Een dag – dat wil zeggen de 6 uur tussen 12:00 een 18:00 – wordt natuurlijk maar ten dele aan de tentoonstelling gespendeerd. Het is immers duur parkeren in de stad waar zelfs de machthebbers fietsen. Zeg dat men er 2 uur verblijft en dat er dus te allen tijden 618 mensen naar 50 doeken staan te kijken. Dat is 12.5 mensen per doek, een half jaar lang, ononderbroken. ‘Dat wordt dus groepsmeditatie,’ decreteerde ik bij een stoplicht en ik voelde aan het pluche kussentje op mijn bagagedrager.
Bij aankomst – ik was er vrij vroeg – kreeg ik gelijk: de rij stond tot aan de overkant van de straat. Van beide kanten moesten auto’s keren, de mensenmassa week niet, sommigen waren wellicht al in trance. Over de mensen kon ik maar twee woorden kwijt: ‘Goed Volk’. Een automobilist stapte midden op de weg uit en ging in de rij staan. Ik stond achter hem. Toen ik hem op zijn fout geparkeerde voertuig wees, mompelde hij ‘Verlichting…verlichting, ik moet en zal verlichting vinden…’. Ik mompelde mee.
Ik ontwaakte toen de caissière mij op ‘t hoofd sloeg. Duizelig betaalde ik en liep onder een Russisch-realistisch portret van Zwagerman door, de tentoonstelling in. Eindelijk. Een kleurrijke massa wachtte mij op. Een mensenmassa wel te verstaan; van de schilderijen zag ik niks. Het stonk een beetje naar goedkope wierook, maar ik zag niet waar het vandaan kwam. Mensen die achter mij in de rij hadden gestaan, duwden me de horde in. Even dacht ik iemand te herkennen van het Bungehuis, maar ik was hem al kwijt. Ik raakte aan de praat met een bejaarde vrouw met dreadlocks, die tegen mij opgedrukt werd. ‘Namasté! Kunt u ook niet wachten om…’ (zij pauzeerde, probeerde zich iets te herinneren) ‘…-zo’n hemels, zo’n prachtig vibrerend werk te ondergaan!’ Een ander, deze met groen haar en de bundel Collega’s van God in haar handen, stemde in: ‘Ja, het moet echt geweldig zijn om…’ (zij sloeg de bundel open) ‘-door zo’n plat, onbeweeglijk stuk linnen in je gezicht te worden gemept.’
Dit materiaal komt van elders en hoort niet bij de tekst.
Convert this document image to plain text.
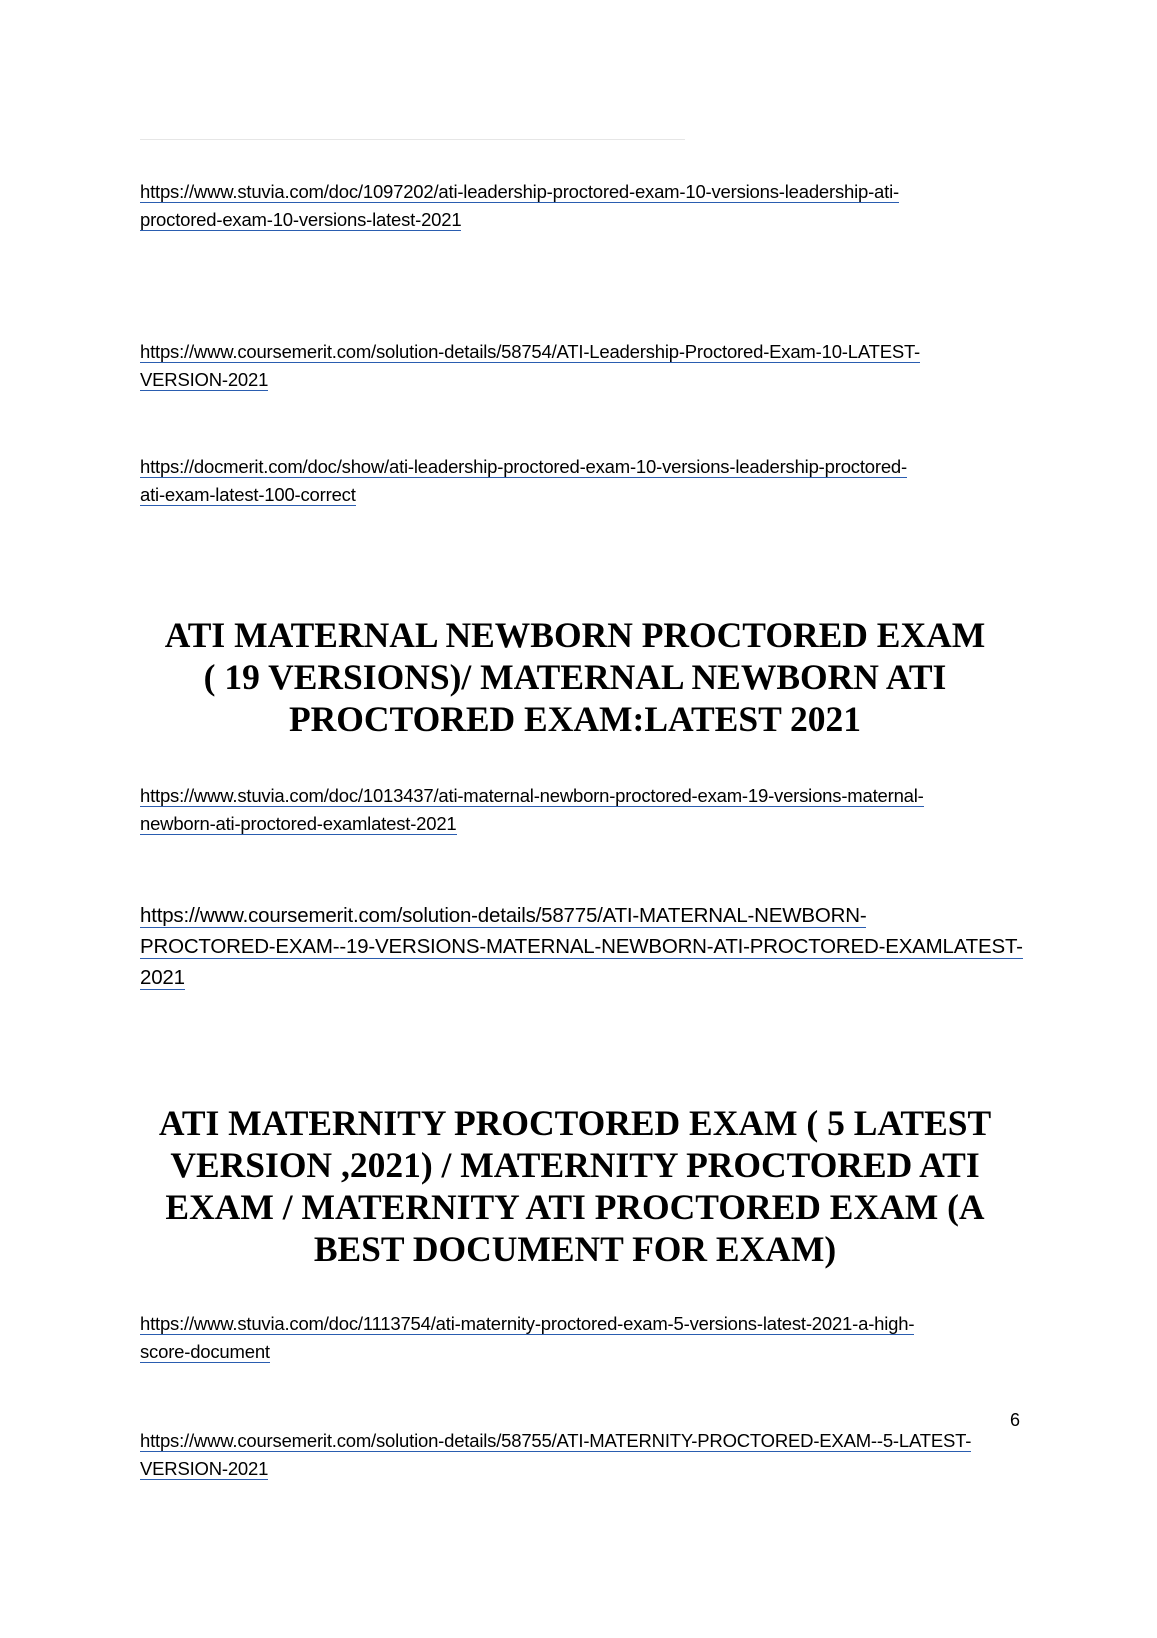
https://www.stuvia.com/doc/1097202/ati-leadership-proctored-exam-10-versions-leadership-ati-
proctored-exam-10-versions-latest-2021
https://www.coursemerit.com/solution-details/58754/ATI-Leadership-Proctored-Exam-10-LATEST-
VERSION-2021
https://docmerit.com/doc/show/ati-leadership-proctored-exam-10-versions-leadership-proctored-
ati-exam-latest-100-correct
ATI MATERNAL NEWBORN PROCTORED EXAM
( 19 VERSIONS)/ MATERNAL NEWBORN ATI
PROCTORED EXAM:LATEST 2021
https://www.stuvia.com/doc/1013437/ati-maternal-newborn-proctored-exam-19-versions-maternal-
newborn-ati-proctored-examlatest-2021
https://www.coursemerit.com/solution-details/58775/ATI-MATERNAL-NEWBORN-
PROCTORED-EXAM--19-VERSIONS-MATERNAL-NEWBORN-ATI-PROCTORED-EXAMLATEST-
2021
ATI MATERNITY PROCTORED EXAM ( 5 LATEST
VERSION ,2021) / MATERNITY PROCTORED ATI
EXAM / MATERNITY ATI PROCTORED EXAM (A
BEST DOCUMENT FOR EXAM)
https://www.stuvia.com/doc/1113754/ati-maternity-proctored-exam-5-versions-latest-2021-a-high-
score-document
6
https://www.coursemerit.com/solution-details/58755/ATI-MATERNITY-PROCTORED-EXAM--5-LATEST-
VERSION-2021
Na een kwartier bereikte ik de eerste ‘Untitled’. En inderdaad. Wat een kleur. ‘Hier kan ik rustig in opgaan’, zei ik. Helaas dachten 15 anderen daar net zo over en nog geen tel later werd ik tegen het canvas aan geduwd. Ik draaide mij om en probeerde de menigte te manen:
‘Mensen, rustig! Als u hier allemaal zo’n 2 uur verblijft – een zeer redelijke schatting, al zeg ik het zelf – en er zijn 50 doeken en 15 mensen per doek, dan houden we een tijd van 9,6 seconden meditatie per doek per persoon over. Zeer schappelijk, aangezien de ervaren yogi die 10 seconden tot een eeuwigheid uit kan rekken!’ Een ander vond dat kennelijk veel te kort, want hij kwam ook voor het doek staan en riep: ‘Luister niet naar deze bedrieger! We moeten per kleurvlak rekenen: elk doek heeft gemiddeld 4 kleuren en…’ Maar een vuistslag snoerde hem de mond. Ook ik werd geslagen en binnen een mum van tijd ging de hele menigte met elkaar op de vuist. ‘Verlos mij!’ werd er geroepen. ‘Nee, verlos mij!’ Het brandalarm ging af, naar later bleek omdat iemand zijn waxinelichtjes naar een doek had gegooid. Ik probeerde te ontkomen, maar kon geen muur zien, laat staan een uitgang. Met mijn kussentje voor mijn hoofd manoeuvreerde ik door de moshpit. Hier en daar kwam ik extatische mensen tegen. ‘Krishna is de
weg naar waarheid!’ hoorde ik, en ‘Zwagerman moet de P.C. Hooft krijgen!’.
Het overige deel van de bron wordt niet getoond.